John Smith ist bereits 1995 im Alter von 64 Jahren gestorben. Nach „Laramie“ konnten lediglich zwei weitere Aktivitäten als Schauspieler nachgewiesen werden: „Circus World“ (1964) und „Justin Morgan Had a Horse“ (1972). Robert Fuller wirkte dagegen noch in einigen Serien mit und hatte seinen letzten Auftritt in „Walker, Texas Ranger“ an der Seite von Chuck Norris.
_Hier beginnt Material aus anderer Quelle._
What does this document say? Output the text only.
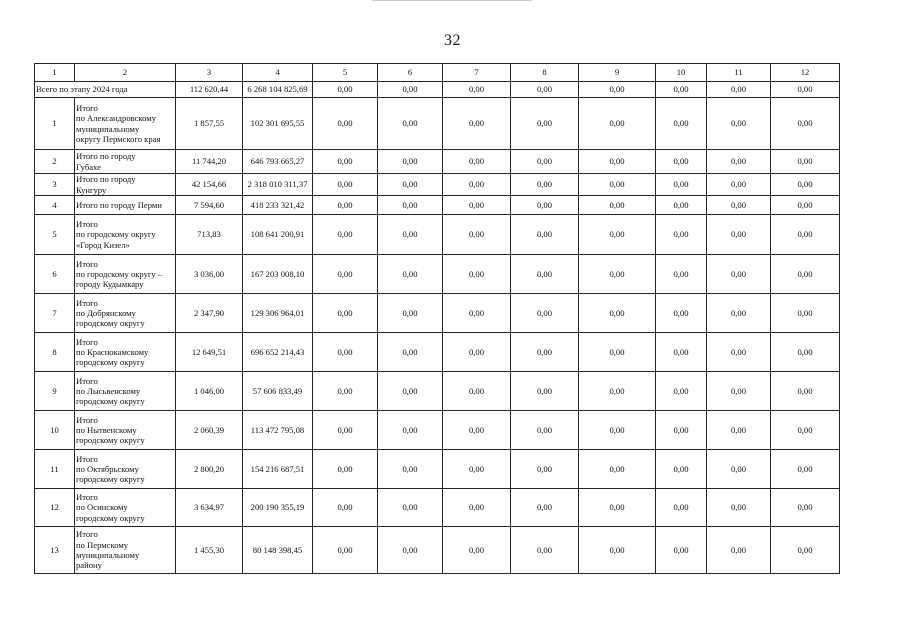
32
1	2	3	4	5	6	7	8	9	10	11	12
Всего по этапу 2024 года		112 620,44	6 268 104 825,69	0,00	0,00	0,00	0,00	0,00	0,00	0,00	0,00
1	Итого
по Александровскому
муниципальному
округу Пермского края	1 857,55	102 301 695,55	0,00	0,00	0,00	0,00	0,00	0,00	0,00	0,00
2	Итого по городу
Губахе	11 744,20	646 793 665,27	0,00	0,00	0,00	0,00	0,00	0,00	0,00	0,00
3	Итого по городу
Кунгуру	42 154,66	2 318 010 311,37	0,00	0,00	0,00	0,00	0,00	0,00	0,00	0,00
4	Итого по городу Перми	7 594,60	418 233 321,42	0,00	0,00	0,00	0,00	0,00	0,00	0,00	0,00
5	Итого
по городскому округу
«Город Кизел»	713,83	108 641 200,91	0,00	0,00	0,00	0,00	0,00	0,00	0,00	0,00
6	Итого
по городскому округу –
городу Кудымкару	3 036,00	167 203 008,10	0,00	0,00	0,00	0,00	0,00	0,00	0,00	0,00
7	Итого
по Добрянскому
городскому округу	2 347,90	129 306 964,01	0,00	0,00	0,00	0,00	0,00	0,00	0,00	0,00
8	Итого
по Краснокамскому
городскому округу	12 649,51	696 652 214,43	0,00	0,00	0,00	0,00	0,00	0,00	0,00	0,00
9	Итого
по Лысьвенскому
городскому округу	1 046,00	57 606 833,49	0,00	0,00	0,00	0,00	0,00	0,00	0,00	0,00
10	Итого
по Нытвенскому
городскому округу	2 060,39	113 472 795,08	0,00	0,00	0,00	0,00	0,00	0,00	0,00	0,00
11	Итого
по Октябрьскому
городскому округу	2 800,20	154 216 687,51	0,00	0,00	0,00	0,00	0,00	0,00	0,00	0,00
12	Итого
по Осинскому
городскому округу	3 634,97	200 190 355,19	0,00	0,00	0,00	0,00	0,00	0,00	0,00	0,00
13	Итого
по Пермскому
муниципальному
району	1 455,30	80 148 398,45	0,00	0,00	0,00	0,00	0,00	0,00	0,00	0,00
Der 78-jährige lebt heute stilgerecht auf einer Farm in Texas.
Auf der PIDAX-DVD reiten sie wiedeu und der Fan findet drei Episoden aus der 4. und letzten Staffel der Serie: „No Place to Run“ (St 4, Ep. 18, dts.: Unter falscher Anklage), „Broken Honor“ (St 4 Ep. 26, dts.: Die Versuchung) und „The Marshals“ (St 4 Ep. 29, dts.: Die Stunde des Marshals).
Besonders Robert Fuller-Fans kommen auf ihre Kosten: in allen Episoden ist von John Smith und den anderen Protagonisten der Sherman-Ranch so gut wie nichts zu sehen.
Angenehm überrascht auch nach fünf Jahrzehnten die erzählerische Qualität: „Laramie“ ist kein Western-von-gestern-Nostalgie-Trip, sondern bietet gediegenes und weitgehend gewaltarmes Erzählniveau. Die Episode „The Marshals“ ist sogar eine gelungene Variation des High Noon-Themas, obwohl überraschenderweise die beiden Serienstars Smith und Fuller keine große Rolle in ihr spielen.
Besonders empfehlenswert ist das Booklet, dass eine erstaunliche Geschichte erzählt und verblüffende Einblicke gestattet und deutlich macht, wie mit Filmen vor dem Zeitalter der allumfassenden Digitalisierung umgegangen wurde.
In technischer Hinsicht ist PIDAX ein kleines Wunder gelungen. Die sorgfältig restaurierten Filmkopien lassen in punkto Schärfe und Farbtreue keinen Wunsch offen.
Mit anderen Worten: „Am Fuss der Blauen Berge“ wird man so schön wohl nie wieder sehen können!